The video assembled by Business Insider is based on the 2013 National Geographic story, “What the World Would Look Like if All the Ice Melted.” It shows a model that represents a sea level rise of 216 feet.
The extent of the cover of sea ice at both poles keeps reaching new records. According to NASA, the Arctic sea ice reached a record low wintertime extent on March 7, 2017. It was the same situation on the other side of the world when Antarctic sea ice levels were documented to reach its lowest extent recorded since satellites began to measure these parameters in 1979. What is even more troubling is that what remains is even thinner than before. Sea ice plays many roles in the health of our planet. When sea ice melts, nutrients are released into the water stimulating the growth of phytoplankton in the summer. These microorganisms play a role as the base of the food web upon which everything else must feed. When too much sea ice melts and disappears, we lose a large white reflective base that would usually send light back into space. With larger expanses of dark open water, more heat is absorbed and the overall temperature of the planet increases.
A Place of Great Change
The Arctic is transforming more rapidly than anywhere else on our planet. Temperatures there are rising at twice the rate seen elsewhere. Many scientists agree that the Arctic could soon be ice-free. Extreme changes are in motion for the people of the North. Permafrost melting, sea level rise, erosion and an increase in stormy weather pose risks for a society that has lived in balance with nature. With the Arctic food web shifting from loss of sea ice, traditional hunts are disrupted, and the tenuous balance of food security is lost.

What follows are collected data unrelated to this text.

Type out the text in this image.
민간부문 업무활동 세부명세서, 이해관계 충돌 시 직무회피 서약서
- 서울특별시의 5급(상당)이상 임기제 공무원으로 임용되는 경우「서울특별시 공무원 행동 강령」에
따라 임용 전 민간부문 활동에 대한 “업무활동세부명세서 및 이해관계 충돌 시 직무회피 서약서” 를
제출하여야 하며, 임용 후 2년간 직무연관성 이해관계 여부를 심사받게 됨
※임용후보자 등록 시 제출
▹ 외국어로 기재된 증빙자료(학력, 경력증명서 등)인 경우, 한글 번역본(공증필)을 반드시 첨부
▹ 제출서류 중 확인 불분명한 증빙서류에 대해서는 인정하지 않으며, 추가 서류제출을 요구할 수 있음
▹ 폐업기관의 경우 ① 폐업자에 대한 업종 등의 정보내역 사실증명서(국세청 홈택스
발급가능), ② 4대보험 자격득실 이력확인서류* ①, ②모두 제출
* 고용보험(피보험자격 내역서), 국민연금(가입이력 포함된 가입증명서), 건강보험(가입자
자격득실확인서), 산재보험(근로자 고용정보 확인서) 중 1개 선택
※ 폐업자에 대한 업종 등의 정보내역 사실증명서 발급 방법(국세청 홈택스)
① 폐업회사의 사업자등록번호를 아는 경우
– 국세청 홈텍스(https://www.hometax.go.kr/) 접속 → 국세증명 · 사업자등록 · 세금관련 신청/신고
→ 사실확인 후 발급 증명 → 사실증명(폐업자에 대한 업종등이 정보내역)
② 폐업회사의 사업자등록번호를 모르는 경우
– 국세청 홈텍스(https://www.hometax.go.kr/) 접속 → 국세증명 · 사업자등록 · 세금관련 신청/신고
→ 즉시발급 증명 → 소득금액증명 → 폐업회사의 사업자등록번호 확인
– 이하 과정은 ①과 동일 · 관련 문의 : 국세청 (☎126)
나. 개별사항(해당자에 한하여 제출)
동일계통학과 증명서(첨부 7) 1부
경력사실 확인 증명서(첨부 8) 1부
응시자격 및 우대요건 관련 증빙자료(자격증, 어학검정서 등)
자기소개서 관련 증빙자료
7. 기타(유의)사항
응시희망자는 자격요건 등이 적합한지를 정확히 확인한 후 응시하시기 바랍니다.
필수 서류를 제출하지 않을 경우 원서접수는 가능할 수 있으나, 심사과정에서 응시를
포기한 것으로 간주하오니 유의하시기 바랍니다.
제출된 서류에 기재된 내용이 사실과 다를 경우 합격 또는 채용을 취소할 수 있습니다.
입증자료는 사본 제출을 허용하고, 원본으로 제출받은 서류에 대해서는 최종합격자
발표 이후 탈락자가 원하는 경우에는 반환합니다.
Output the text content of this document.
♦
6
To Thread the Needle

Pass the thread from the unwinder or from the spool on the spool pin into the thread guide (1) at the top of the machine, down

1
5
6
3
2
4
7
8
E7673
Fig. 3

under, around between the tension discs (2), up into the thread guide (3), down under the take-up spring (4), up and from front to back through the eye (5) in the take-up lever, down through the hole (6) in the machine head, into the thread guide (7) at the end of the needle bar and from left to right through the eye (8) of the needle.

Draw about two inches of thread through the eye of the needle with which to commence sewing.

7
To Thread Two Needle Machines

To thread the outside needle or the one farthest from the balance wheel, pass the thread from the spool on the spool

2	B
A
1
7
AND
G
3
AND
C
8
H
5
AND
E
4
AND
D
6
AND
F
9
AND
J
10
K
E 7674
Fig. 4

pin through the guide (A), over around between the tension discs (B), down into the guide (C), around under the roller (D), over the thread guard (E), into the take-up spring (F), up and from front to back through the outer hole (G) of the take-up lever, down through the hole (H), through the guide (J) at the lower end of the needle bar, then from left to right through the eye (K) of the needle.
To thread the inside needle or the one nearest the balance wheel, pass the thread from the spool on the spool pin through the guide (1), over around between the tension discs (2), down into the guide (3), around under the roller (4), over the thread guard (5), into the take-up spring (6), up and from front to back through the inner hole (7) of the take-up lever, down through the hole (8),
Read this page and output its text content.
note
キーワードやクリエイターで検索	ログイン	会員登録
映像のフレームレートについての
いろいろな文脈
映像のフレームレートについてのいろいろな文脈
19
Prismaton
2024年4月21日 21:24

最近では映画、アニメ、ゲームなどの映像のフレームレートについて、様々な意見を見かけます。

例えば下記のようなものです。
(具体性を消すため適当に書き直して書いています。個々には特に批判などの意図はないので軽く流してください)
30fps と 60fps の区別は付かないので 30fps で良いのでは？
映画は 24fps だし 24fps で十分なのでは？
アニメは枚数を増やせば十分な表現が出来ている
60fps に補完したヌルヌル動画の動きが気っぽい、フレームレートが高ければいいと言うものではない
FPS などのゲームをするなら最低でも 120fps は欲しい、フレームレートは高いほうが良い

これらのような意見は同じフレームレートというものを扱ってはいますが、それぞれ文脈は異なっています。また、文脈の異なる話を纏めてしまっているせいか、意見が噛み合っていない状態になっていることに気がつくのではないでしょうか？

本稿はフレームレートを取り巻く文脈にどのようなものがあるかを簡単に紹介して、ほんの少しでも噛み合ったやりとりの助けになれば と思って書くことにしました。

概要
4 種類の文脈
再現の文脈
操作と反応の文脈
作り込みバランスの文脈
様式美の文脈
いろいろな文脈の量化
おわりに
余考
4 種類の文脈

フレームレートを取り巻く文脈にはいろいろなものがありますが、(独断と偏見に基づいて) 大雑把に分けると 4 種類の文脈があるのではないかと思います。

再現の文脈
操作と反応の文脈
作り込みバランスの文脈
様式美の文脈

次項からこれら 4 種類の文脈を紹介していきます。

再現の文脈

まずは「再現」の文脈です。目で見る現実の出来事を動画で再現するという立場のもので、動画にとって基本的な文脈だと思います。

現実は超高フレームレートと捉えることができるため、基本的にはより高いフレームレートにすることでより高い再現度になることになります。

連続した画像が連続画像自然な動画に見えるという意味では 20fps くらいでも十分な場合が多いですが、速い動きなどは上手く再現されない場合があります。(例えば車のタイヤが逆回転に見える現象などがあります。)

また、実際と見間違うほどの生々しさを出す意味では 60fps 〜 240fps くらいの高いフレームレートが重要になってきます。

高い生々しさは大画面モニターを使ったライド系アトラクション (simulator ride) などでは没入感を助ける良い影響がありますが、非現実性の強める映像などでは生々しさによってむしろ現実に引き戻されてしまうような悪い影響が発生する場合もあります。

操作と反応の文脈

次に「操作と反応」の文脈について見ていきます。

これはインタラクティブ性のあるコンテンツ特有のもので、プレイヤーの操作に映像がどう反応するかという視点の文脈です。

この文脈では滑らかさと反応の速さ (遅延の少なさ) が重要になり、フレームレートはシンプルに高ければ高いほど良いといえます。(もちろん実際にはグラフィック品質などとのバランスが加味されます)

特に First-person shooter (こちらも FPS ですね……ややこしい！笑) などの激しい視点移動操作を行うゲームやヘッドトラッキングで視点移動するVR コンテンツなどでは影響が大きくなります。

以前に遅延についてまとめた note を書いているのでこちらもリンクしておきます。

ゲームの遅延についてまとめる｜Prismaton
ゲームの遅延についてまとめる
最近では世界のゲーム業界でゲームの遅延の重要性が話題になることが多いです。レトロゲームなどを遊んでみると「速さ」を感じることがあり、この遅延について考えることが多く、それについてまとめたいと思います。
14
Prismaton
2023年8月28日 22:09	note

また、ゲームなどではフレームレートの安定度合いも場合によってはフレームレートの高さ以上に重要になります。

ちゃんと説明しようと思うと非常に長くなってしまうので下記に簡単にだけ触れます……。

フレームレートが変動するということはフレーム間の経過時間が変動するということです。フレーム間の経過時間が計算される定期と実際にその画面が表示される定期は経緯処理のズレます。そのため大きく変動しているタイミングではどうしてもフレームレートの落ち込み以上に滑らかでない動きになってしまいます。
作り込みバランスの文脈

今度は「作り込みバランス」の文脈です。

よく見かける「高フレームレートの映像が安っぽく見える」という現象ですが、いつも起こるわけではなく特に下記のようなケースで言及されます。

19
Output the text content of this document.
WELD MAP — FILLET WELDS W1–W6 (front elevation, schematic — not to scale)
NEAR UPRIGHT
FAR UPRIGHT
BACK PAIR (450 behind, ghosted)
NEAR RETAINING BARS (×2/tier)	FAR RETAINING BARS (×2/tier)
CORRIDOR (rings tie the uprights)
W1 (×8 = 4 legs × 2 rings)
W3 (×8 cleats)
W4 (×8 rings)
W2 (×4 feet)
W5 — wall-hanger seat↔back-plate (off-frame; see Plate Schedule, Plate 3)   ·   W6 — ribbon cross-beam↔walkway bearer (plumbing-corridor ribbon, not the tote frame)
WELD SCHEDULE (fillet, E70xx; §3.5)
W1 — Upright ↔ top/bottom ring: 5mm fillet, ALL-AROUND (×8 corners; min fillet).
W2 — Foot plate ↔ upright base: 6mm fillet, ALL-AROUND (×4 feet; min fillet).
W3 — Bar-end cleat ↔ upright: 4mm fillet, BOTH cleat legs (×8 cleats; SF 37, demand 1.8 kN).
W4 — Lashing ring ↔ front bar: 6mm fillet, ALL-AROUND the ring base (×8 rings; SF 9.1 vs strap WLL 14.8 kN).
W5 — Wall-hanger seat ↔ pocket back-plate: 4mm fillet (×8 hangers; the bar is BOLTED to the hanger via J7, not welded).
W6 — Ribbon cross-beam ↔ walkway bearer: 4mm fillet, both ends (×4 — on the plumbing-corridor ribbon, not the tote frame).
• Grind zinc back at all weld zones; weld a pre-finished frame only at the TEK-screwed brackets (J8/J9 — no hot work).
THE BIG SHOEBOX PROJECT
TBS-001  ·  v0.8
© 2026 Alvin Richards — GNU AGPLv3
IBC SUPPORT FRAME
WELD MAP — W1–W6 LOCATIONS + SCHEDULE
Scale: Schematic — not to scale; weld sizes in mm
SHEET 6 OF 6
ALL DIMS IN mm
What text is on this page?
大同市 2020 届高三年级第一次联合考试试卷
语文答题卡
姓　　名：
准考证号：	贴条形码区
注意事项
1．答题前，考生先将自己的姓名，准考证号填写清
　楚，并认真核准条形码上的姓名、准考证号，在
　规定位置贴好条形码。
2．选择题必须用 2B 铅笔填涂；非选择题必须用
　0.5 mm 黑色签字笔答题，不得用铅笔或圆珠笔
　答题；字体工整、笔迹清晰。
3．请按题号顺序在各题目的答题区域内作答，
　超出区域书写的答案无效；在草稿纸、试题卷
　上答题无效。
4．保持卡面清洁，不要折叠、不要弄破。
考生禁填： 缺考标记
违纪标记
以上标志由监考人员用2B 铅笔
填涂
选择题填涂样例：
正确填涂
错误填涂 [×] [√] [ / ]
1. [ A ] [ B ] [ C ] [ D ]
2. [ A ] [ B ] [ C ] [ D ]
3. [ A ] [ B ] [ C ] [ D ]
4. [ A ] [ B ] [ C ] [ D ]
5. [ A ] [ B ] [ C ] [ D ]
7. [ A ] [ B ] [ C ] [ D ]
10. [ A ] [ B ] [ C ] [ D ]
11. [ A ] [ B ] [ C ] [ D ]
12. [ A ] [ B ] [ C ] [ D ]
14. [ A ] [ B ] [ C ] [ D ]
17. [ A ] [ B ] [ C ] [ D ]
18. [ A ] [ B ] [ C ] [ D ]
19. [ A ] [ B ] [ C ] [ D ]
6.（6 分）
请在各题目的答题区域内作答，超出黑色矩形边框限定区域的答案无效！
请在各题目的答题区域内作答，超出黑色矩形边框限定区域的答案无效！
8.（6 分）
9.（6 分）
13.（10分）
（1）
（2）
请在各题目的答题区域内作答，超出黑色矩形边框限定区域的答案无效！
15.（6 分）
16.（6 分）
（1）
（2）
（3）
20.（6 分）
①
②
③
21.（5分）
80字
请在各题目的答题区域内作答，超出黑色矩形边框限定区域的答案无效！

With the Arctic becoming more navigable and accessible, resource speculation is on the rise. Oil and gas and shipping industries are jockeying into position to snag new routes and drilling rights in the open water. These activities will indelibly change the complexion of the Arctic and bring new risks to an otherwise pristine sanctuary.
This article in the Daily Beast confirms a simple truth. As we lose large areas of ice cover, the earth changes in dramatic ways. When I wrote the movie Ice Island in 2000, I learned that the ice was so thick over Antarctic that is squeezed the earth into a slight pear shape. The large mass also affects gravity and as we shift mass around the planet by melting ice, there are documentable changes that are happening very quickly. The Daily Beast sums it up well.
Sea ice is declining in the Arctic, but that loss is not directly responsible for rising sea level. Think about a cold drink filled with ice cubes. When the cubes melt, the glass will not overflow. When a glacier or ice sheet on land melts, it directly contributes to more water in the ocean and rising sea level. These photos depict part of the Greenland Ice Sheet where it meets the sea and calves into the ocean. As solid as it looks, it is moving like a river and breaking off into the sea creating icebergs we have seen on our entire journey. I sat on a hilltop in Ilulissat listening to the sound of global climate change… distant cracks and thunderous roars of ice breaking into the sea. It was midnight under a glorious canopy of orange clouds. No photos will ever totally capture this place.
Some people wonder why it matters when the climate changes and sea ice melts. Travel with this family of polar bears as they search for sea ice that is central to their efforts to find food.
This beautiful short from Arctic Bear Productions on the GoPro YouTube channel depicts a family of polar bears on their quest to find a place to rest: sea ice.
While this footage is stunning, its message is quite somber. Eventually, the bears reach land, but do not find ice. There’s a reason for this. Polar bears need sea ice to hunt seals — but, because of climate change, this ice is melting.
This may have drastic consequences for the future of the species, who are currently listed as vulnerable on the IUCN’s Red List of Threatened Species.
“Due to their long generation time and the current greater speed of global warming, it seems unlikely that polar bear will be able to adapt to the current warming trend in the Arctic,” the IUCN explains.
If climatic trends continue, polar bears face a significant population decline this century.